Shake It Off: Learning to Live a Life Less Controlled by Others

Picture by nosound-withoutsilence, via tumblr

Picture by nosound-withoutsilence, via tumblr

Taylor Swift and I are about the same age and, as a result, I’ve watched her and her music change as I grew up too. So maybe it’s not odd that I can look at her music and see myself in it so clearly.

Some of her early songs about haters, like Mean, were mostly about reacting to the hate and using it to motivate you. The song is really down on the singer just as much as the ‘mean’ person is.

“You have pointed out my flaws again/As if I don’t already see them/I walk with my head down/Trying to block you out ’cause I’ll never impress you.”

The song, for all that Taylor is defiantly calling out a bully and saying she’s better than them, still puts a lot of negative emotion onto Taylor’s self image. While fighting against someone’s bad opinion of you can be motivation to succeed, it sometimes just motivates you to spend time reacting to the hate, trying to prove people wrong, not because it makes you happy…but because you kind of believe the hate a little yourself.

Shake It Off is an entirely different message, though on first glance it might seem similar. It’s about the people that hate you and make up rumors and insults about you, just like Mean, but it’s about a different reaction to that kind of abuse.

Instead of letting all that hate and meanness get inside you, where you end up having to fight it off internally as well as externally, you just have to shake it off. You have to learn to ignore it and just do what you want to do, not to prove the haters wrong, but because it makes you happy.

Taylor is adorably dorky in this video. She’s not very good at dancing with the others, but she doesn’t care. She’s being uniquely her and people can take her or leave her, but she isn’t going to change who she is to make them happy.

Here’s where my own life is surprisingly in sync with Taylor’s. Two years ago I was morbidly obsessed with how I would be viewed by the people that are considered influential (or simply the people I called friends) in my chosen career field.  I was constantly trying to play my hand right, watching what I said and trying to anticipate how what I said or did would impact my future career path. “Oh, this person is important, I better not offend them…even if I disagree with them.”

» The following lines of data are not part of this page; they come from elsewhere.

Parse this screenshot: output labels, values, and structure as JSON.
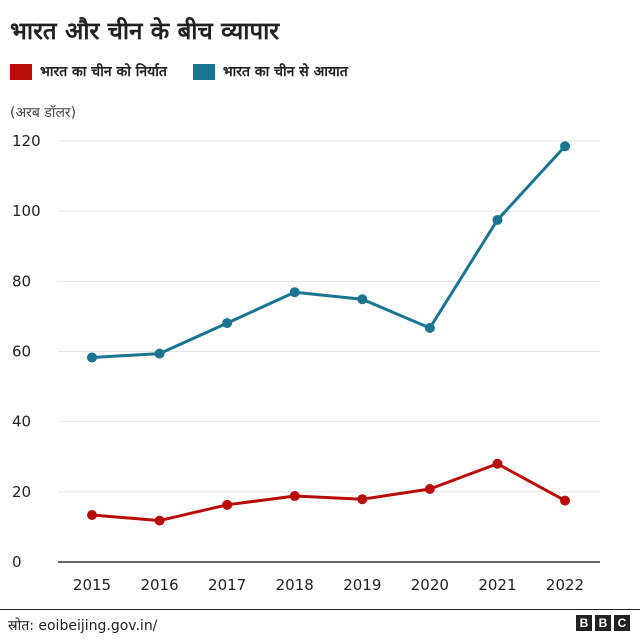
{
  "title": "भारत और चीन के बीच व्यापार",
  "unit_label": "(अरब डॉलर)",
  "source": "स्रोत: eoibeijing.gov.in/",
  "logo": {
    "letters": [
      "B",
      "B",
      "C"
    ]
  },
  "colors": {
    "exports": "#b80c09",
    "imports": "#1b7491",
    "grid": "#e4e4e4",
    "baseline": "#333333"
  },
  "chart_data": {
    "type": "line",
    "x": [
      "2015",
      "2016",
      "2017",
      "2018",
      "2019",
      "2020",
      "2021",
      "2022"
    ],
    "ylim": [
      0,
      120
    ],
    "yticks": [
      0,
      20,
      40,
      60,
      80,
      100,
      120
    ],
    "grid": true,
    "legend_position": "top-left",
    "series": [
      {
        "name": "भारत का चीन को निर्यात",
        "color": "#b80c09",
        "values": [
          13.4,
          11.8,
          16.3,
          18.8,
          17.9,
          20.8,
          28.0,
          17.5
        ]
      },
      {
        "name": "भारत का चीन से आयात",
        "color": "#1b7491",
        "values": [
          58.3,
          59.4,
          68.1,
          76.9,
          74.9,
          66.7,
          97.5,
          118.5
        ]
      }
    ]
  }
}
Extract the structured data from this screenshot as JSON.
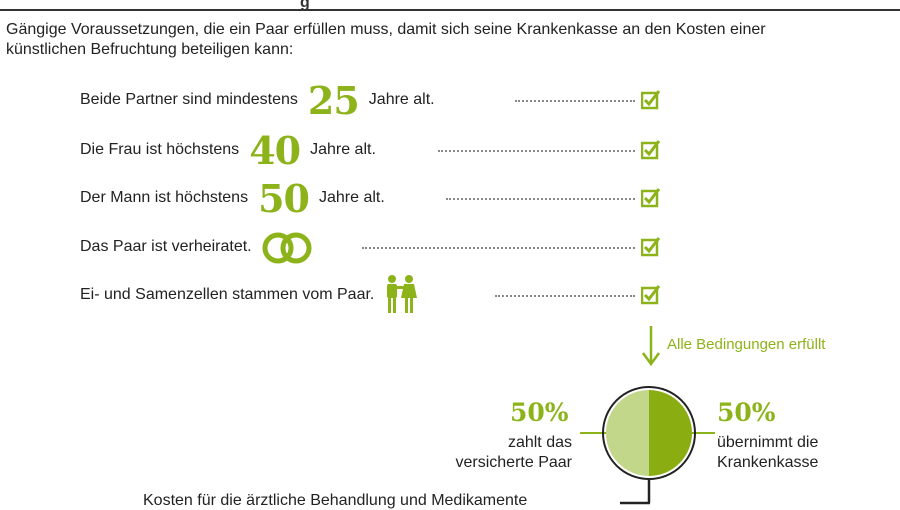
{
  "header": {
    "title_fragment": "g"
  },
  "intro": "Gängige Voraussetzungen, die ein Paar erfüllen muss, damit sich seine Krankenkasse an den Kosten einer künstlichen Befruchtung beteiligen kann:",
  "conditions": [
    {
      "before": "Beide Partner sind mindestens",
      "number": "25",
      "after": "Jahre alt.",
      "checked": true
    },
    {
      "before": "Die Frau ist höchstens",
      "number": "40",
      "after": "Jahre alt.",
      "checked": true
    },
    {
      "before": "Der Mann ist höchstens",
      "number": "50",
      "after": "Jahre alt.",
      "checked": true
    },
    {
      "before": "Das Paar ist verheiratet.",
      "icon": "wedding-rings-icon",
      "checked": true
    },
    {
      "before": "Ei- und Samenzellen stammen vom Paar.",
      "icon": "couple-icon",
      "checked": true
    }
  ],
  "result": "Alle Bedingungen erfüllt",
  "chart_data": {
    "type": "pie",
    "title": "Kosten für die ärztliche Behandlung und Medikamente",
    "slices": [
      {
        "label": "zahlt das versicherte Paar",
        "value": 50,
        "display": "50%",
        "color": "#c3d78b"
      },
      {
        "label": "übernimmt die Krankenkasse",
        "value": 50,
        "display": "50%",
        "color": "#8aad12"
      }
    ]
  },
  "left_label": [
    "zahlt das",
    "versicherte Paar"
  ],
  "right_label": [
    "übernimmt die",
    "Krankenkasse"
  ],
  "colors": {
    "accent": "#8db31a"
  }
}
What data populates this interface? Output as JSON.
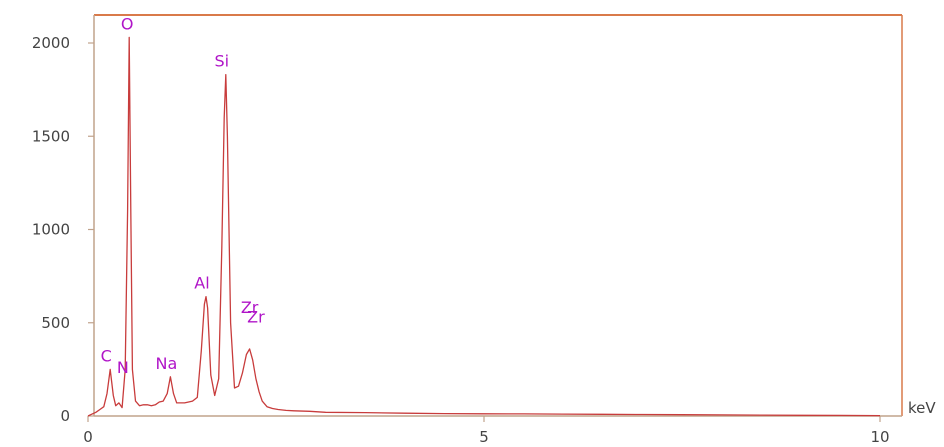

Now I’ve grown and I’ve begun to realize that if I will have to become some sort of pathetic Yes-Man who caters to the “popular” people and their opinions just to be successful in politics or punditry…then I don’t want it. That’s not me, it’s never been me, even when I was younger. I never sucked up to the cheerleaders because they were popular and I never skipped class or smoked a cigarette because of peer pressure. I argued with teachers and pastors and told my friends where to stick it when they tried to tell me what to do. That lost me friends and got me into trouble then and it’s still doing it now.

But I’ll just shake it off.

I’d rather be the dorky Taylor Swift who has fun and stays true to herself even if she never quite gets the steps right, even if that means I lose friends and I never quite become the success in this career that I wanted. I’ll always love writing about politics, but if I have to become something I’m not to make it in this career, then maybe it’s time I consider some other options.